A few of you have asked me about touring. I really don't like it! Sure, meeting my followers after the lectures is a wonderful time, but all the traveling and waiting around and lonely hotel nights and strange cities -- that's not for me. The last time I did a lecture tour, it was one of the most depressing periods of my life and I swore I'd never ever do it again. I'm a homebody, and I don't like to be away from home for that long. Touring is very hard; a lot of people don't understand that. I now understand fully why rock stars throw TV's out of hotel windows and other crazy things because it' so lonely on the road with no one around you. Everything's great at the lecture because you are around people, but then the lecture is over, and time to go back to a lonely hotel room. I've passed on many touring opportunities because they didn’t feel right or I just didn’t want to do it. I have no current plans to tour, but if those plans change, you'll be first to know. Don't look for them to change anytime soon, though. I'm very comfortable with the way things are as they are.

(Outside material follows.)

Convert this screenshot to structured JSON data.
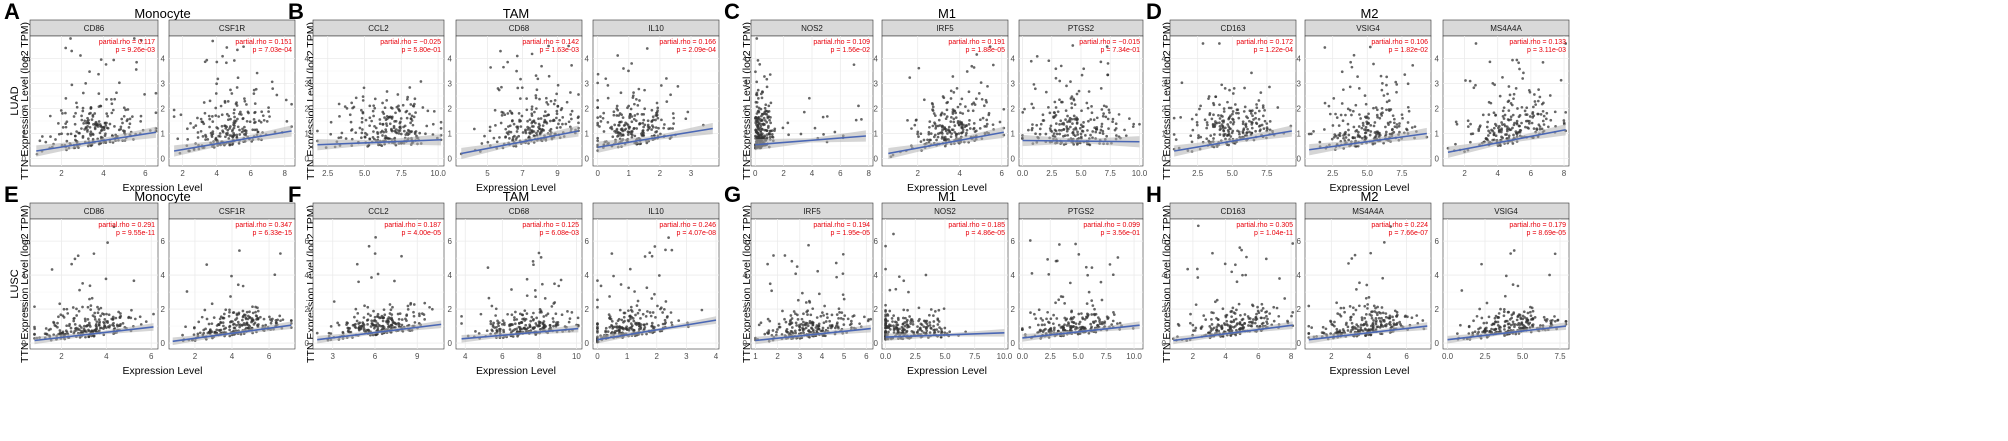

As we complete one anniversary, we are about to celebrate two more in April. Dannii and I will be celebrating our 2nd wedding anniversary and we'll also be celebrating 10 YEARS of Conversations with Christopher, and I have a very special contest to share with you later today. I'm giving away tons of readings, gift certificates and more! Don't you hate it when there is a contest and only one winner? Not this time! Over 20 winners will be drawn at random! Good luck to all who participate. Be sure to check my blog later today for a special posting about the contest.

As I close this letter, again, I want to thank you for all you've done to support my spiritual mission and message -- the friendship, the readings, the radio show, the courses, healings and so on. Each connection is special for me, and you all each hold a very special place in my heart.

I hope I make your journey a little exciting along the way, too!